It recently struck me after reading a couple of other Bloggers and articles that maybe I’m not alone in bewilderment over why there is no discussion of 21st Century Library issues, or action toward saving libraries in the face of nearly overwhelming 21st Century challenges. Actually, I’m not alone, but it does seem that others are buried in places that are hard to find. So, here are some other voices that are calling for dialog and action to save our libraries.
Academic Library Autopsy Report, 2050 by Brian T. Sullivan, The Chronicle of Higher Education, January 2, 2011
2010 Summary: libraries are still screwed by Eric Hellman, December 31, 2010 (be sure to listen to the videos)
Death of the Library. You think? The Animated Librarian Blog, December 2, 2010
Then as I continued searching for like-minded writers, I found that most of the questions about whether the library was becoming obsolete are from over 2-3 years ago. “Did I miss out on the conversation?” was my natural reaction. But it appears to me the conversation was short lived and all too retrospective, rather than in-depth and progressive, and certainly not even close to being predictive.
Will Sherman was one cited source who wrote 33 Reasons Why Libraries and Librarians are Still Extremely Important. As near as can be determined it appears to have been written in 2007, during that 2-3 year period of cursory conversation about digitization, information providers and search sources, using 2006 and 2007 references.
IMHO, that article is typical of the lack of understanding today, since people are still citing it, that circumstances have changed significantly enough since then that the conversation about whether libraries are still relevant needs to continue. My Post A “Perfect Storm” Is Battering Libraries from December 21, outlines many of those factors that are making libraries VERY vulnerable to extinction.
• In 2007, the 21st Century Skills movement was not getting the attention of the majority of the librarian profession, but was very much limited to school and academic librarians. Today it is getting exposure to all, and it is improving the information literacy skills of Digital Native library customers.

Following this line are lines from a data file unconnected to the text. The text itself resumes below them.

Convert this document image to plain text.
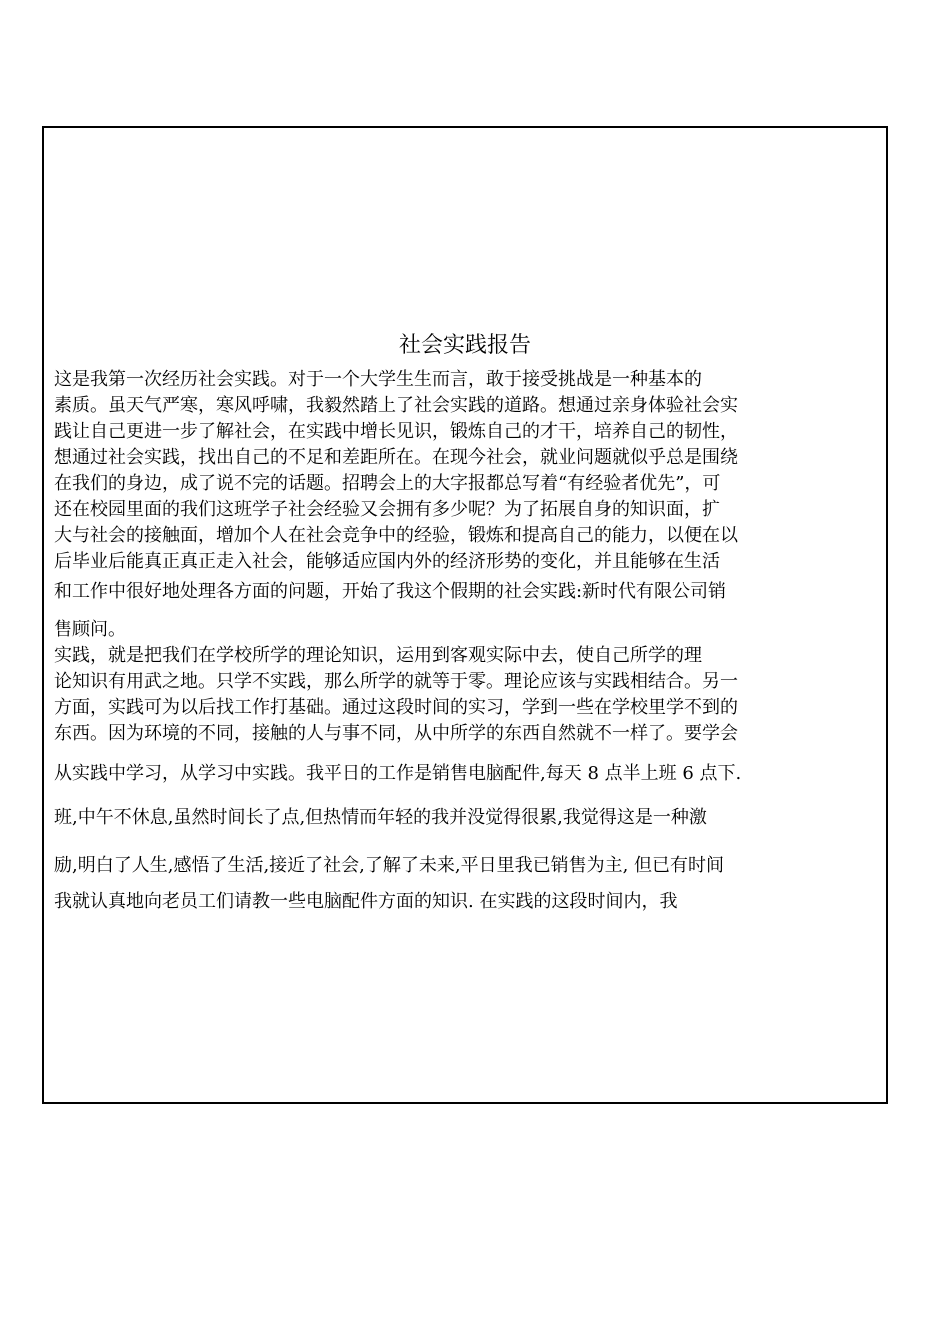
社会实践报告

这是我第一次经历社会实践。对于一个大学生生而言，敢于接受挑战是一种基本的

素质。虽天气严寒，寒风呼啸，我毅然踏上了社会实践的道路。想通过亲身体验社会实

践让自己更进一步了解社会，在实践中增长见识，锻炼自己的才干，培养自己的韧性，

想通过社会实践，找出自己的不足和差距所在。在现今社会，就业问题就似乎总是围绕

在我们的身边，成了说不完的话题。招聘会上的大字报都总写着“有经验者优先”，可

还在校园里面的我们这班学子社会经验又会拥有多少呢？为了拓展自身的知识面，扩

大与社会的接触面，增加个人在社会竞争中的经验，锻炼和提高自己的能力，以便在以

后毕业后能真正真正走入社会，能够适应国内外的经济形势的变化，并且能够在生活

和工作中很好地处理各方面的问题，开始了我这个假期的社会实践:新时代有限公司销

售顾问。

实践，就是把我们在学校所学的理论知识，运用到客观实际中去，使自己所学的理

论知识有用武之地。只学不实践，那么所学的就等于零。理论应该与实践相结合。另一

方面，实践可为以后找工作打基础。通过这段时间的实习，学到一些在学校里学不到的

东西。因为环境的不同，接触的人与事不同，从中所学的东西自然就不一样了。要学会

从实践中学习，从学习中实践。我平日的工作是销售电脑配件,每天 8 点半上班 6 点下.

班,中午不休息,虽然时间长了点,但热情而年轻的我并没觉得很累,我觉得这是一种激

励,明白了人生,感悟了生活,接近了社会,了解了未来,平日里我已销售为主, 但已有时间

我就认真地向老员工们请教一些电脑配件方面的知识. 在实践的这段时间内，我
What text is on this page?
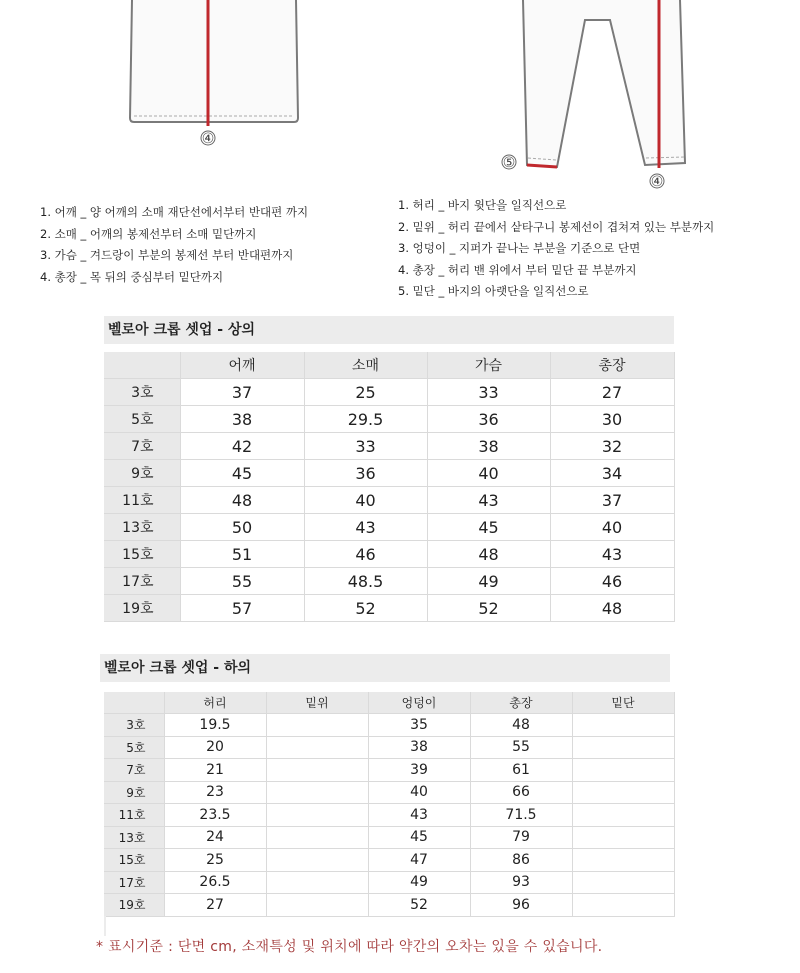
④
⑤
④
1. 어깨 _ 양 어깨의 소매 재단선에서부터 반대편 까지
2. 소매 _ 어깨의 봉제선부터 소매 밑단까지
3. 가슴 _ 겨드랑이 부분의 봉제선 부터 반대편까지
4. 총장 _ 목 뒤의 중심부터 밑단까지
1. 허리 _ 바지 윗단을 일직선으로
2. 밑위 _ 허리 끝에서 샅타구니 봉제선이 겹쳐져 있는 부분까지
3. 엉덩이 _ 지퍼가 끝나는 부분을 기준으로 단면
4. 총장 _ 허리 밴 위에서 부터 밑단 끝 부분까지
5. 밑단 _ 바지의 아랫단을 일직선으로
벨로아 크롭 셋업 - 상의
	어깨	소매	가슴	총장
3호	37	25	33	27
5호	38	29.5	36	30
7호	42	33	38	32
9호	45	36	40	34
11호	48	40	43	37
13호	50	43	45	40
15호	51	46	48	43
17호	55	48.5	49	46
19호	57	52	52	48
벨로아 크롭 셋업 - 하의
	허리	밑위	엉덩이	총장	밑단
3호	19.5		35	48	
5호	20		38	55	
7호	21		39	61	
9호	23		40	66	
11호	23.5		43	71.5	
13호	24		45	79	
15호	25		47	86	
17호	26.5		49	93	
19호	27		52	96	
* 표시기준 : 단면 cm, 소재특성 및 위치에 따라 약간의 오차는 있을 수 있습니다.
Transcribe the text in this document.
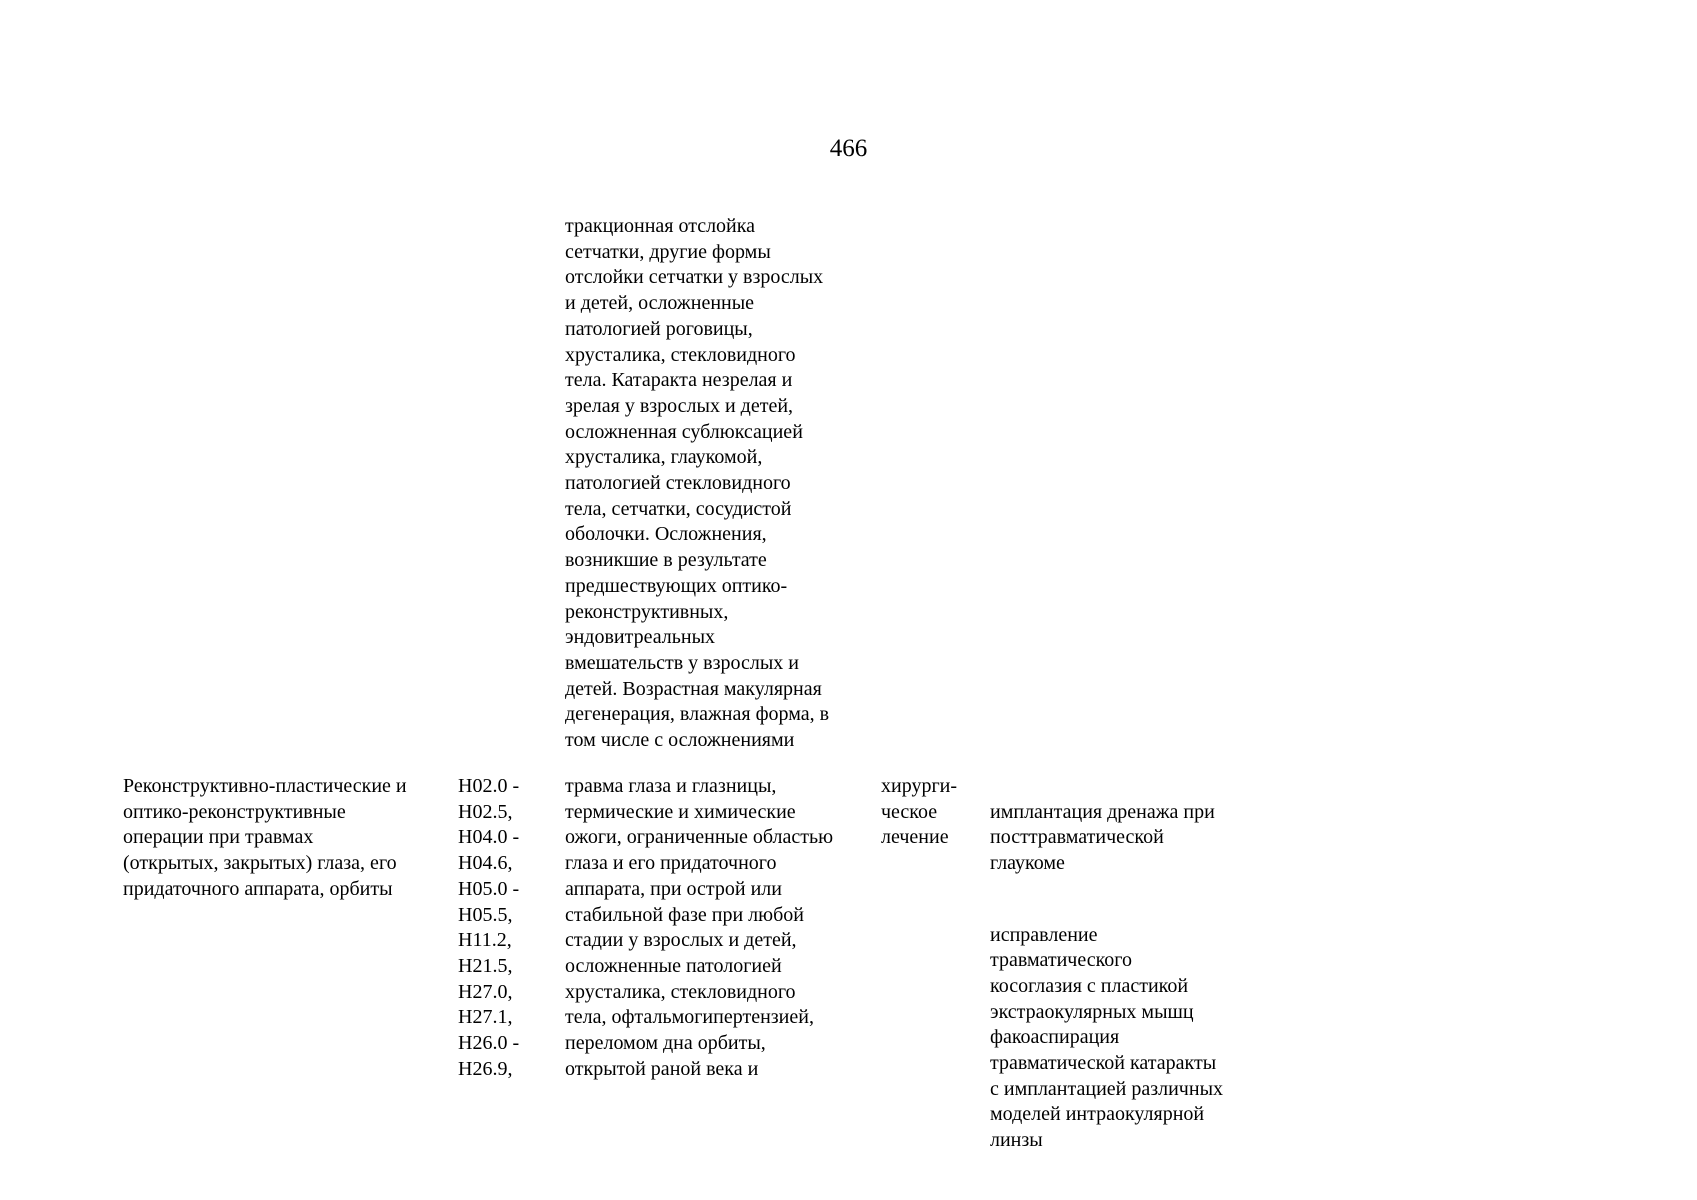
466
тракционная отслойка
сетчатки, другие формы
отслойки сетчатки у взрослых
и детей, осложненные
патологией роговицы,
хрусталика, стекловидного
тела. Катаракта незрелая и
зрелая у взрослых и детей,
осложненная сублюксацией
хрусталика, глаукомой,
патологией стекловидного
тела, сетчатки, сосудистой
оболочки. Осложнения,
возникшие в результате
предшествующих оптико-
реконструктивных,
эндовитреальных
вмешательств у взрослых и
детей. Возрастная макулярная
дегенерация, влажная форма, в
том числе с осложнениями
Реконструктивно-пластические и
оптико-реконструктивные
операции при травмах
(открытых, закрытых) глаза, его
придаточного аппарата, орбиты
H02.0 -
H02.5,
H04.0 -
H04.6,
H05.0 -
H05.5,
H11.2,
H21.5,
H27.0,
H27.1,
H26.0 -
H26.9,
травма глаза и глазницы,
термические и химические
ожоги, ограниченные областью
глаза и его придаточного
аппарата, при острой или
стабильной фазе при любой
стадии у взрослых и детей,
осложненные патологией
хрусталика, стекловидного
тела, офтальмогипертензией,
переломом дна орбиты,
открытой раной века и
хирурги-
ческое
лечение

имплантация дренажа при
посттравматической
глаукоме

исправление
травматического
косоглазия с пластикой
экстраокулярных мышц
факоаспирация
травматической катаракты
с имплантацией различных
моделей интраокулярной
линзы
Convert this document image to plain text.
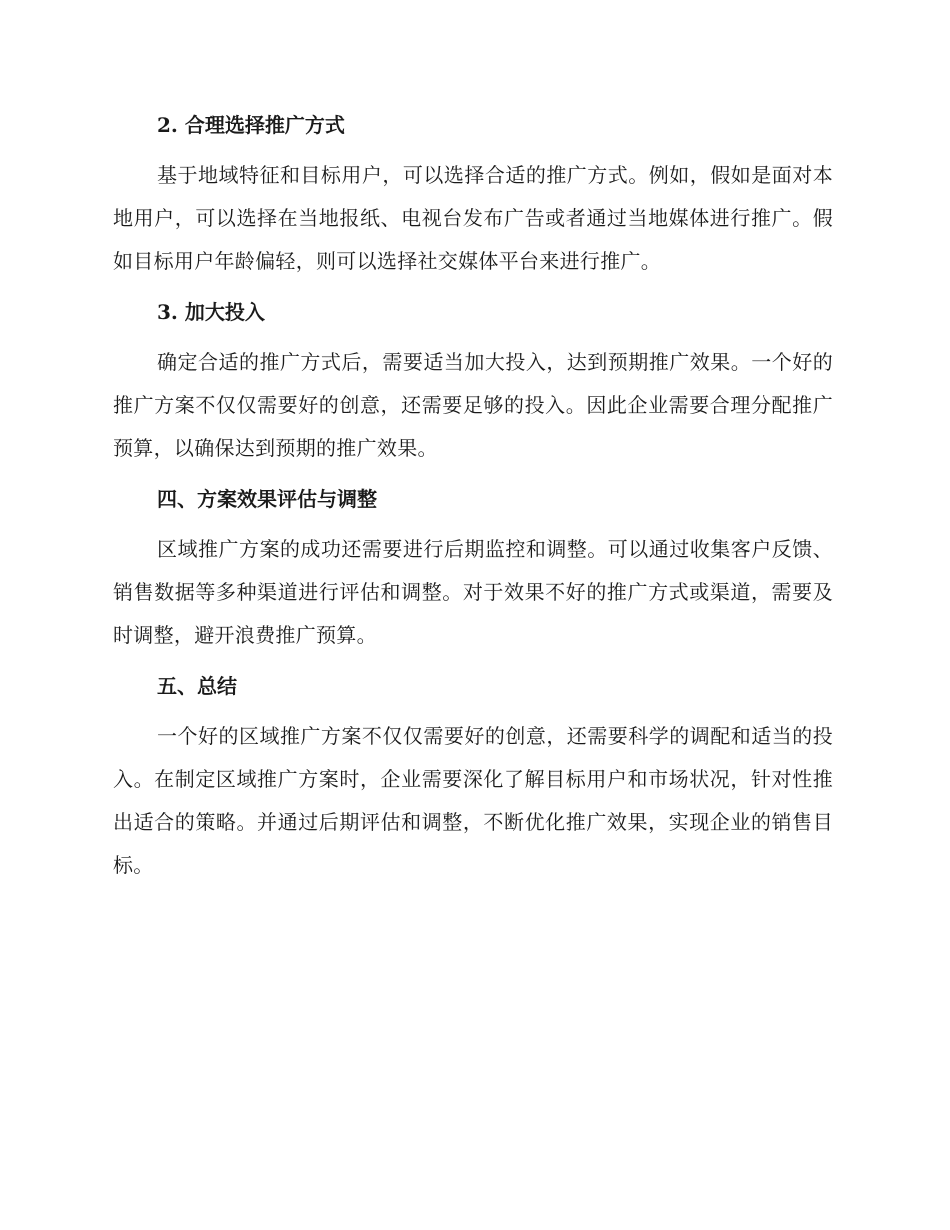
2. 合理选择推广方式

基于地域特征和目标用户，可以选择合适的推广方式。例如，假如是面对本地用户，可以选择在当地报纸、电视台发布广告或者通过当地媒体进行推广。假如目标用户年龄偏轻，则可以选择社交媒体平台来进行推广。

3. 加大投入

确定合适的推广方式后，需要适当加大投入，达到预期推广效果。一个好的推广方案不仅仅需要好的创意，还需要足够的投入。因此企业需要合理分配推广预算，以确保达到预期的推广效果。

四、方案效果评估与调整

区域推广方案的成功还需要进行后期监控和调整。可以通过收集客户反馈、销售数据等多种渠道进行评估和调整。对于效果不好的推广方式或渠道，需要及时调整，避开浪费推广预算。

五、总结

一个好的区域推广方案不仅仅需要好的创意，还需要科学的调配和适当的投入。在制定区域推广方案时，企业需要深化了解目标用户和市场状况，针对性推出适合的策略。并通过后期评估和调整，不断优化推广效果，实现企业的销售目标。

• In 2007, technology like IBM’s super “question answering” computer was not known among librarians. Today it is, and will have significant impact on the reference sector of the profession.
• In 2007, most of the mobile communications technologies now available were not available to the general public. Today the smart phone and iPad are revolutionizing the way people access information.
• In 2007, the severe economic recession had not happened. Today it is impacting libraries across the nation, and raising the issue of the relevance of the public library.
• In 2007, library education programs were only slightly “behind” where the curriculum needed to be to produce librarians capable of leading their library into the 21st Century. Today they are WAY BEHIND, because their core curricula still have not changed to reflect 21st Century librarianship issues that new librarians face TODAY.
Technology and society are evolving exponentially, and the librarian profession is not even evolving. Bottom line is still that the profession as a whole is lagging behind where it needs to be in recognizing and addressing 21st Century Library issues in order to survive!